二月(陰暦)下旬のころに、風が激しく吹いて、空は真っ黒なうえに、(その空から)雪が少し舞い散った日に、清涼殿の北側の黒戸のところへ主殿寮の役人が来て、「ごめんください(こうしてお伺いしております)。」とあいさつの言葉を述べるので、(御簾のところへ)寄ったところ、「これは、〔藤原〕公任の宰相様の(お手紙です)。」と言って差し出すのを見ると、懐紙に、
少し春ある… ほんの少し春がある心地がする。
と書いてあるのは、なるほど今日の空模様とぴったり合致しているので、この上の句はどうつけたらよかろうかと、考えあぐねてしまった。「どんな方が(殿上にはいらっしゃるの)。」と尋ねると、「あのお方、このお方。」と名前をあげる。どのお方もみなこちらがはずかしく思うほどの立派な方々だが、中でも宰相様へのご返事を、どうして何気なく(いい加減に)言ってやれようかと、胸の内ではつらいので、中宮様にお目にかけようと思うけれども、(ちょうど)帝がおいでになって(お二人は)お休みになっている。主殿寮の役人は、「早く、早く。」とせき立てる。なるほど(下手なうえに)返事が遅いとなったら、全く取り柄がないから、ままよ、どうにでもなれと(覚悟を決めて)、
空寒み… 空が寒いので、まるで花かと見まごうばかりに降る雪のために、
と、(寒さに)ふるえふるえしながら返事を書いて(使いの者に)渡して、(相手が今ごろ私の返事を)どう評価しているだろうと思って、身も消える思いだ。
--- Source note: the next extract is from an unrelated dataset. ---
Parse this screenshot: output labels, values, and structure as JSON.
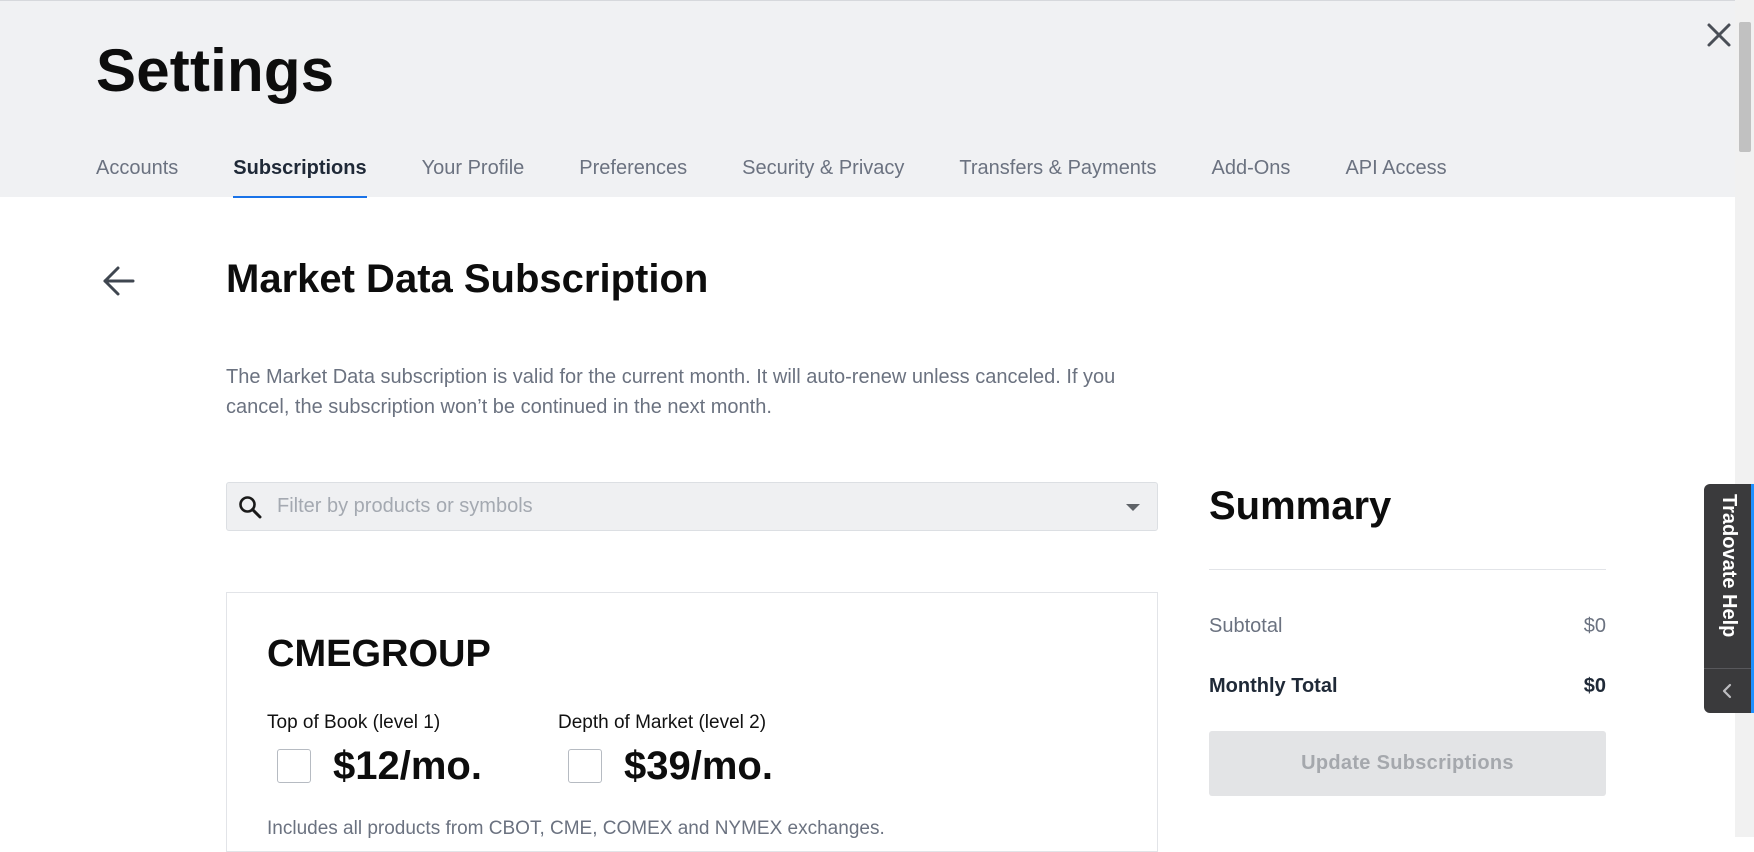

この評価をを知りたいと思う一方、けなされでもしたら(そんな言葉は)聞きたくないと思っていると、「〔源〕俊賢の宰相様などが、『やはり(清少納言はたいした方だから)、帝に申し上げて掌侍に任官させよう。』と評定なさった。」と(結論)だけを、左兵衛督で、当時近衛中将でいらっしゃった方〔藤原実成〕が、お話ししてくださった。
advanced Q.1 俊賢の宰相など、『なほ、内侍に奏してなさむ。』となむ、定め給ひしにおいて、俊賢の宰相などが、「なほ、内侍に奏してなさ
む。」と言ったのは、なぜか。その理由を簡潔に説明せよ。
advanced Q.2 特に最後の段落(これがことを〜語り給ひし。)から、作者はどういう性格の持ち主だと推測されるか。10字以上15字以内、「…性格。」という言い方で説明しなさい。